Tras el crack de 2008 quizá estábamos perdiendo la realidad día tras día, a medida que se cegaba ese horizonte de oportunidad con que soñó la izquierda parlamentaria. A veces ganamos en la ficción, eso sí. Normalmente contra enemigos algo pintorescos, no demasiado reales porque no se trataba de ofender sensibilidades.
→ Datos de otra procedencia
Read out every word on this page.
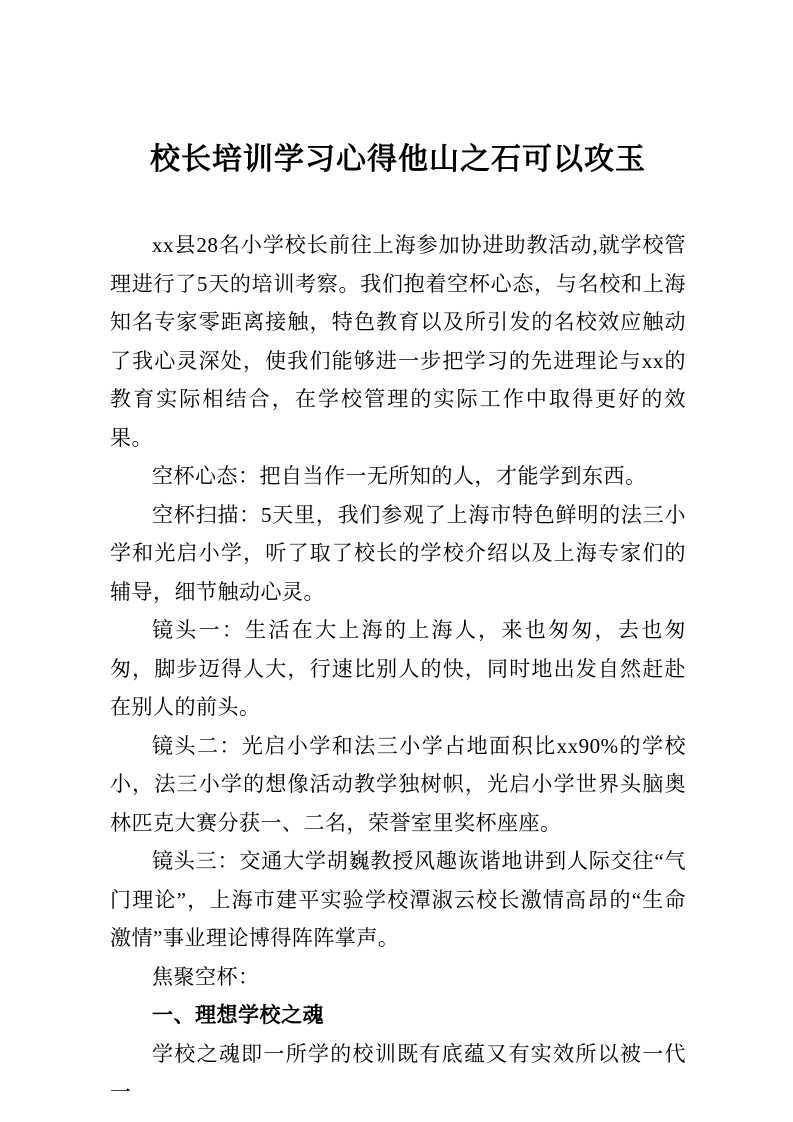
校长培训学习心得他山之石可以攻玉

xx县28名小学校长前往上海参加协进助教活动,就学校管理进行了5天的培训考察。我们抱着空杯心态，与名校和上海知名专家零距离接触，特色教育以及所引发的名校效应触动了我心灵深处，使我们能够进一步把学习的先进理论与xx的教育实际相结合，在学校管理的实际工作中取得更好的效果。

空杯心态：把自当作一无所知的人，才能学到东西。

空杯扫描：5天里，我们参观了上海市特色鲜明的法三小学和光启小学，听了取了校长的学校介绍以及上海专家们的辅导，细节触动心灵。

镜头一：生活在大上海的上海人，来也匆匆，去也匆匆，脚步迈得人大，行速比别人的快，同时地出发自然赶赴在别人的前头。

镜头二：光启小学和法三小学占地面积比xx90%的学校小，法三小学的想像活动教学独树帜，光启小学世界头脑奥林匹克大赛分获一、二名，荣誉室里奖杯座座。

镜头三：交通大学胡巍教授风趣诙谐地讲到人际交往“气门理论”，上海市建平实验学校潭淑云校长激情高昂的“生命激情”事业理论博得阵阵掌声。

焦聚空杯：

一、理想学校之魂

学校之魂即一所学的校训既有底蕴又有实效所以被一代一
Los héroes no se enfrentaban a las corporaciones reales, sino a exageraciones desquiciadamente criminales como la Umbrella Corporation de Resident Evil, cuyos planes de negocio resultan difícilmente comprensibles dado su gusto por el genocidio a escala planetaria.
Los espectadores ganábamos en futuros lejanos, como cuando lo hicimos a través de los actos de un policia ciborg... que también volvió a las pantallas en un remake. En la nueva version de Robocop, estrenada en 2014, el protagonista era reprogramado para gozar de una apariencia de libre albedrío. El héroe creía equivocadamente que tomaba sus propias decisiones, en un simulacro organizado para maximizar su puntería y su productividad maquinal.
Los espectadores podíamos sentirnos identificados con su falsa sensación de libertad total de este Frankenstein metálico. No deja de ser análoga a la que nos proporciona ese liberalismo con cosas (con élites extractivas, grupos de presión, una fiscalidad progresiva repleta de agujeros y, en definitiva, con oportunidades desiguales) que insiste en decirnos que podemos escoger nuestro futuro y que solo tenemos que esperar nuestro momento. Quizá este nos llegará cuando pase la próxima crisis, que únicamente supondrá una oportunidad para unos pocos.